The Rock Creek fire did not appear to be growing toward the north where most of the area's homes and structures are located.

But there is a severe weather warning for the region, with rain, strong winds and severe thunderstorms already moving through, which could make fighting the fires more difficult, and even spark new fires.

About 76 firefighters and six helicopters and two air tankers have been assigned to fight the fire, and are focusing on protecting homes and other structures in the region, said Bernard.

Officials haven't confirmed what kind or how many structures have been lost, because smoke continues to billow from the Rock Creek fire, about 50 kilometres east of Osoyoos. But there are reports quoting local RCMP who say several vehicles and RVs at the Kettle River provincial campground have burned, along with some nearby homes. 

"It goes back to public safety. There is a very active fire and in terms of getting in and doing the full assessment, they have to keep that in mind as well," said B.C. Forests Minister Steve Thomson.

'Tree tops bursting like bombs'

The Rock Creek wildfire was first spotted around 1:30 p.m.

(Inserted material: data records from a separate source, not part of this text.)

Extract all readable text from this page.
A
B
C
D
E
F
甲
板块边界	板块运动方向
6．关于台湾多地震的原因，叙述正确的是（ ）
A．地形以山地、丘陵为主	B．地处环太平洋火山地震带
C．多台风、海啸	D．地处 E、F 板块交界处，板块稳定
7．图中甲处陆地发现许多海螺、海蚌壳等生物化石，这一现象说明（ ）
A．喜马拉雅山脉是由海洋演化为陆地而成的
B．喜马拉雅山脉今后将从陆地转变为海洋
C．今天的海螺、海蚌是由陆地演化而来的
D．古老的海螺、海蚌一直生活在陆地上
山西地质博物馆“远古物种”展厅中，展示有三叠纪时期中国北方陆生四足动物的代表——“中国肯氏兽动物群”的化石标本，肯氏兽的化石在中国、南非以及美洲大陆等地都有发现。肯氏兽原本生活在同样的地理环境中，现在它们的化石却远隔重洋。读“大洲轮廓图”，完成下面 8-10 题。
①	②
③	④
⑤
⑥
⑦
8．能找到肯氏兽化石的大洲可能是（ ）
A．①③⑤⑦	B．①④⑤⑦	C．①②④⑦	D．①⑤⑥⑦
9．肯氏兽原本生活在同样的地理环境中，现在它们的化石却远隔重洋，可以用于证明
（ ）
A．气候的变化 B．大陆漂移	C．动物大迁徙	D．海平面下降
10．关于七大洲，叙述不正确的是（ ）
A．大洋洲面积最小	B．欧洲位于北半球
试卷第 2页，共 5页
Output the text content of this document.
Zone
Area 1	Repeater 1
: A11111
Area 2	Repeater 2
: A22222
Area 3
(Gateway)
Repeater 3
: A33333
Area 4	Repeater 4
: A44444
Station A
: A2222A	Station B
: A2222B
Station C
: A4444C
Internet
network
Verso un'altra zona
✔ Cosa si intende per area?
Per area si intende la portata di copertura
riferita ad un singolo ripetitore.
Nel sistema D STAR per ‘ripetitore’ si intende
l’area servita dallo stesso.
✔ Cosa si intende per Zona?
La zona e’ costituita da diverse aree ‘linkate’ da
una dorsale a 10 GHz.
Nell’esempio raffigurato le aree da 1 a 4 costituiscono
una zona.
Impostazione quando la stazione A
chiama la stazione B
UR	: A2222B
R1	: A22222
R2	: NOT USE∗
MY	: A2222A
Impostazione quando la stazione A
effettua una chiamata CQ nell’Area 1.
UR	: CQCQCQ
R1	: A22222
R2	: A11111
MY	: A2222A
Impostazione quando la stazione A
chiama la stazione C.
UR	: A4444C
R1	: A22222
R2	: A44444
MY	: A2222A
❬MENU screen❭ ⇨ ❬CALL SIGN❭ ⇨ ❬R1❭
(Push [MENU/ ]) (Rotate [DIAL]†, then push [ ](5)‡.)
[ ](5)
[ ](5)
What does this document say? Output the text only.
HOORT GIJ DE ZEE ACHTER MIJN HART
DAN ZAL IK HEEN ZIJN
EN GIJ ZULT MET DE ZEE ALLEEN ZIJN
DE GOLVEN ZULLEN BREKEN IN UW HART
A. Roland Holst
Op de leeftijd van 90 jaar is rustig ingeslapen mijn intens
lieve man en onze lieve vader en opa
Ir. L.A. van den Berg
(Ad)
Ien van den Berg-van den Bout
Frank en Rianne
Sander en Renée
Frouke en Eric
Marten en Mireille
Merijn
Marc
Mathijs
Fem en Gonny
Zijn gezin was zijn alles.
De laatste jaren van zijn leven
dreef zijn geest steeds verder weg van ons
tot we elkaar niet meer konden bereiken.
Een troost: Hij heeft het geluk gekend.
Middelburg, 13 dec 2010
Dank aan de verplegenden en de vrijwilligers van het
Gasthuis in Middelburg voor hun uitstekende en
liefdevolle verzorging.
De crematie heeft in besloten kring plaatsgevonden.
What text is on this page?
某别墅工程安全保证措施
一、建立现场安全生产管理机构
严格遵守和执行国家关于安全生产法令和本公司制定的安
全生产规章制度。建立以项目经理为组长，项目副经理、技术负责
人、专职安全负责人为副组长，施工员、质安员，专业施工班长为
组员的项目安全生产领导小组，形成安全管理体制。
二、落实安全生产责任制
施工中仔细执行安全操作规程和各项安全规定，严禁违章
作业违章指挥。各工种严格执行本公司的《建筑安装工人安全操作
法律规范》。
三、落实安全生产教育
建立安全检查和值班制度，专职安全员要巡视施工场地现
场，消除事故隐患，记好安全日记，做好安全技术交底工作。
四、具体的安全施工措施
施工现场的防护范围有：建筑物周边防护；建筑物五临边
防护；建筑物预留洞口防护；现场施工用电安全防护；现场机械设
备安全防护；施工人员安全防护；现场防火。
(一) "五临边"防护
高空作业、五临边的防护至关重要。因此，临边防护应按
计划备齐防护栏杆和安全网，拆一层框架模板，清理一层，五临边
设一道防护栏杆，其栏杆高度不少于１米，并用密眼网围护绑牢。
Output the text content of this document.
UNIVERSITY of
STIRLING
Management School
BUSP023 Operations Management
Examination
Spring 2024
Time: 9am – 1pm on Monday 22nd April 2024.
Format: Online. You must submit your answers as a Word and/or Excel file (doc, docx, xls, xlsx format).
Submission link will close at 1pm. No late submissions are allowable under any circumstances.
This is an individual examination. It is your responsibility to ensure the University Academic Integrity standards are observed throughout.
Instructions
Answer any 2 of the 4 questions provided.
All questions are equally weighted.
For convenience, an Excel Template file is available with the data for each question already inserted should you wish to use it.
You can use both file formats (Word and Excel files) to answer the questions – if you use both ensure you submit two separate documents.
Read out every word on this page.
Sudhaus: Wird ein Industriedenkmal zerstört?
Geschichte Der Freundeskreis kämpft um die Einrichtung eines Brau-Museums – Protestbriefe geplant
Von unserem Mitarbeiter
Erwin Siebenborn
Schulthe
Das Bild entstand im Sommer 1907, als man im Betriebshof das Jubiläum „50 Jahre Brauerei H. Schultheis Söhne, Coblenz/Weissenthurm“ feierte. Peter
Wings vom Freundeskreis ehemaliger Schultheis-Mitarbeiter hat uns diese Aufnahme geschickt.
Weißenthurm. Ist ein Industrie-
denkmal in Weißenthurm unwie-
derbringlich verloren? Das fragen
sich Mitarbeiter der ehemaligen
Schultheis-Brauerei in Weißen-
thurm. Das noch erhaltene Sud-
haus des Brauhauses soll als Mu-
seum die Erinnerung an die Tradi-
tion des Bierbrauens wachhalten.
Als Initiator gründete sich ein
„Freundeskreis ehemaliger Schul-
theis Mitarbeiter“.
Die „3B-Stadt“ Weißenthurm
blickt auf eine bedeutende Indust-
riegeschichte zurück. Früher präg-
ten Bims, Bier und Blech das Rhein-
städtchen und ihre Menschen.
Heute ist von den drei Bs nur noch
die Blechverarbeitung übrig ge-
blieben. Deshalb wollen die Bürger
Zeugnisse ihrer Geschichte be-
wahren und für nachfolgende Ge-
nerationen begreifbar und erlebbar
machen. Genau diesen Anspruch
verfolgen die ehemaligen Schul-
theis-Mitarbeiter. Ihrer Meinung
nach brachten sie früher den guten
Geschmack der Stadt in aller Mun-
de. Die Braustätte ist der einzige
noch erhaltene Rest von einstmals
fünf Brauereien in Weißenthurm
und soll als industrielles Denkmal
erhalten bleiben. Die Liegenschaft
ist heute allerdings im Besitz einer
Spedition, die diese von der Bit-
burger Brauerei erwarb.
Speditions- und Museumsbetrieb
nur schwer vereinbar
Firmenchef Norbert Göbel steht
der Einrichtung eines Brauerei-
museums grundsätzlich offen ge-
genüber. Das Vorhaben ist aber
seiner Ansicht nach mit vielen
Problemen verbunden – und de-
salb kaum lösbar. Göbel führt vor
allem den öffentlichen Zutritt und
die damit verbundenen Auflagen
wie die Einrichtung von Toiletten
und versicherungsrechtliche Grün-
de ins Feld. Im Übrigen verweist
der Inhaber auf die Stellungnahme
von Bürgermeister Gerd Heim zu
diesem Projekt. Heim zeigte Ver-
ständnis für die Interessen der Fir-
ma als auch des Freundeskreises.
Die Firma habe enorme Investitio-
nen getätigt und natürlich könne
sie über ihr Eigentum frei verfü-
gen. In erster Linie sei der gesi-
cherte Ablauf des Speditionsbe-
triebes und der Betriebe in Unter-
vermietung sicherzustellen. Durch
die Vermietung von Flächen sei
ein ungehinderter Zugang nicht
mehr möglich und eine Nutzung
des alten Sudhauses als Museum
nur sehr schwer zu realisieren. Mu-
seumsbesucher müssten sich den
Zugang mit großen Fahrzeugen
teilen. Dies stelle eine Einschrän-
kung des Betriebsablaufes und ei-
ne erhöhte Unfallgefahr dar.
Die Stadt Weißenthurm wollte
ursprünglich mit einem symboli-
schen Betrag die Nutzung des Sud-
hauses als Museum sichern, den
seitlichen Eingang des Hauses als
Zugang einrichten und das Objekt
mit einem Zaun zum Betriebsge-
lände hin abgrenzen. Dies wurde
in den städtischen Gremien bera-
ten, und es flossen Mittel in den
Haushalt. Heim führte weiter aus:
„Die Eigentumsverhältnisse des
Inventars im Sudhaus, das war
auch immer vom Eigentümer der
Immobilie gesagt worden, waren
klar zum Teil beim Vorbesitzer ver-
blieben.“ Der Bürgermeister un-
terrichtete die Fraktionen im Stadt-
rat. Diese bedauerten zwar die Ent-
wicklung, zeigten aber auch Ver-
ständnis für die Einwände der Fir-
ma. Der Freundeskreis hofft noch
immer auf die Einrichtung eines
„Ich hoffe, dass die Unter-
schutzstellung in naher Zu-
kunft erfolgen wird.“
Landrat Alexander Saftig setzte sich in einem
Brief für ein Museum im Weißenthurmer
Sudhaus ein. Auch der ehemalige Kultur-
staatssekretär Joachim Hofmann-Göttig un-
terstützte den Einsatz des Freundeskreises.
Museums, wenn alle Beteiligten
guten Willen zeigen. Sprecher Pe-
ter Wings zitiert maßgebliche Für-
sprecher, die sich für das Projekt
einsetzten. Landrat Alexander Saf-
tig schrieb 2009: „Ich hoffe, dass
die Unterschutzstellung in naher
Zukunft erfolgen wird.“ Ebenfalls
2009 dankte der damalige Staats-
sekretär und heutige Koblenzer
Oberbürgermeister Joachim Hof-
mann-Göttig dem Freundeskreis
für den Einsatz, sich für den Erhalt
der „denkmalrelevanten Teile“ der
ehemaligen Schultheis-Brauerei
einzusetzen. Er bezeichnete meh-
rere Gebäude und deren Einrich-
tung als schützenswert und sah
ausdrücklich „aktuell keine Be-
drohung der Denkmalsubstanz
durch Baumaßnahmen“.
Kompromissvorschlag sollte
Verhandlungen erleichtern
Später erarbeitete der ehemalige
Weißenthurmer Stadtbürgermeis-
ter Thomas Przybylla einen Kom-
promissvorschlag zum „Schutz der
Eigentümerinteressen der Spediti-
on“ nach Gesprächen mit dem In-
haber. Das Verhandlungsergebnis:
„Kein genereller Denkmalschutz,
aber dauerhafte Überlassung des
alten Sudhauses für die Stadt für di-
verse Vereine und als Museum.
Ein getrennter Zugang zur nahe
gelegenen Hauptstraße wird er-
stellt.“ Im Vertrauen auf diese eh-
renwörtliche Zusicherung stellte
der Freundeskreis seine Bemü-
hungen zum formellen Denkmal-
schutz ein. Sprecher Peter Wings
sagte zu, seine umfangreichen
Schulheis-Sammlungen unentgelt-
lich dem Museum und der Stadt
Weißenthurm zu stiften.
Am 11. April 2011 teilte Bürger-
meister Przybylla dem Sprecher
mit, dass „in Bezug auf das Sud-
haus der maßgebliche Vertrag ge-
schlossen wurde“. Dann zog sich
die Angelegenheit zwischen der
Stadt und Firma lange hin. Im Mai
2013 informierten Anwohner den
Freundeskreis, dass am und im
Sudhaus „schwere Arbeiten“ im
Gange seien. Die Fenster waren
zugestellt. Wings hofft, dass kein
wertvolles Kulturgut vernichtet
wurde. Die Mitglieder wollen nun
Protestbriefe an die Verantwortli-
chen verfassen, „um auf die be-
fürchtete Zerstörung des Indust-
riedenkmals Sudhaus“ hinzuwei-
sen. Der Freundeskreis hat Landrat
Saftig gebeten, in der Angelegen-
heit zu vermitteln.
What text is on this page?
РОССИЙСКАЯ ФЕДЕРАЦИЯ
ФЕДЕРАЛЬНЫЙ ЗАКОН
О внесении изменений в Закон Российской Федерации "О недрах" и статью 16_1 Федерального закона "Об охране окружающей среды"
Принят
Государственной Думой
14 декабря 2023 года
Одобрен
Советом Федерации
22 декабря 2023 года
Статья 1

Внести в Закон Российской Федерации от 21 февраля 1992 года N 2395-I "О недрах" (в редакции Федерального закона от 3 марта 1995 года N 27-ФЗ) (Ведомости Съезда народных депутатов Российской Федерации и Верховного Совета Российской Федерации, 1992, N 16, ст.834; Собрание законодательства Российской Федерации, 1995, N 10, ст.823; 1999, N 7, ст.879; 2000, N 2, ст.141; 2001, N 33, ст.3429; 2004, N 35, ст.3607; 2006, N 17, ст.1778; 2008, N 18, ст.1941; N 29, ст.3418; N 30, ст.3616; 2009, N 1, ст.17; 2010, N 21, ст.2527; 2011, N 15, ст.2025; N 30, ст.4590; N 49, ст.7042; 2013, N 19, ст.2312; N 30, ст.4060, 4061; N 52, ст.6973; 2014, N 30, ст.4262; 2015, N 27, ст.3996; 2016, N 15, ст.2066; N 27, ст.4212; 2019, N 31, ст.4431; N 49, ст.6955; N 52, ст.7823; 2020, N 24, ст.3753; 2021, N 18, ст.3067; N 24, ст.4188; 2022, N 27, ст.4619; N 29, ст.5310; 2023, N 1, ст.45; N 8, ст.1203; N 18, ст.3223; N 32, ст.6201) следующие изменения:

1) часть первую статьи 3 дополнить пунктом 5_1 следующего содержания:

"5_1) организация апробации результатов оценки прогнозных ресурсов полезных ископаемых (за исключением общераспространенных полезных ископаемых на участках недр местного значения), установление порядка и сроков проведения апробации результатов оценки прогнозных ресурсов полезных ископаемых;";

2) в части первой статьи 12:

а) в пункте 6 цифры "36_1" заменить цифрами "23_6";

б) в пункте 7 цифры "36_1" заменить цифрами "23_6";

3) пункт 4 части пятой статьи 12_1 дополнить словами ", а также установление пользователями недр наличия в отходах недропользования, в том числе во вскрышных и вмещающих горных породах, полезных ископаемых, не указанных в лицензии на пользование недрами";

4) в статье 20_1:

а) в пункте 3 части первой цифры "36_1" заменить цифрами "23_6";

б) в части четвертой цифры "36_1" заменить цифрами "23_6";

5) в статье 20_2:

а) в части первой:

PT Thursday and grew rapidly in the extremely dry conditions, triggering the evacuation of one campground and about 240 residences. 

Rob and Mary Hardy were chased from their home in Westbridge, north of Rock Creek, when the flames began to encroach on Thursday afternoon.

"Literally the tree tops were bursting like bombs and falling down on the top of our house," Rob Hardy told media outside of the Salvation Army Kelowna Community Church, which has been turned into an evacuation centre.

"The wind was just carrying [the embers] for miles and miles. I've never experienced, I've never seen anything like it."

The Hardys made the difficult decision to let their horses run into the wild in the hope they could save themselves, but are concerned they may not see them again.

Rob Hardy said he opened the gate and let the animals go down the Trans Canada Trail.

"Oddly enough, they actually went towards the fire at first, which I think, they were just very confused. Once we got them turned around, they just took off for the river. That's the last I saw of them."

Campers fled Rock Creek fire

Among the evacuees were about 200 campers who fled the Kettle River Provincial Park Thursday evening.

At one point, the fire jumped a highway and a creek, forcing campers to leave their vehicles, trailers and RVs behind as they fled. Many were eventually taken by bus to evacuation centres set up at several local community centres.

The community has rallied behind the evacuees, with many on a Facebook page offering places to sleep.

The fire knocked out power in Rock Creek, Christian Valley, Bridesville, Westbridge and Beaverdell, according to a tweet from Fortis BC.

The aggressive fire that has forced hundreds from their homes is just outside Rock Creek, B.C. (CBC)

Highways 3 and 33 are closed in both directions and it's not clear when they will reopen. There is no detour available for motorists, according to Drive BC.

RCMP are recommending drivers not travel east of Osoyoos or south of Beaverdell unless absolutely necessary.

2nd fire triggers evacuation near Osoyoos

A second fire in the area that crossed the U.S. border from Washington state on Thursday near Osoyoos, B.C. has also triggered an evacuation order.

That fire, which is about 150 hectares in size, was driven northeast by strong winds, but so far no homes have been reported lost.

Crews from Washington and B.C. are battling the fire, which remains uncontrolled. Highway 3 is closed east of Osoyoos near the Anarchist Mountain rest area.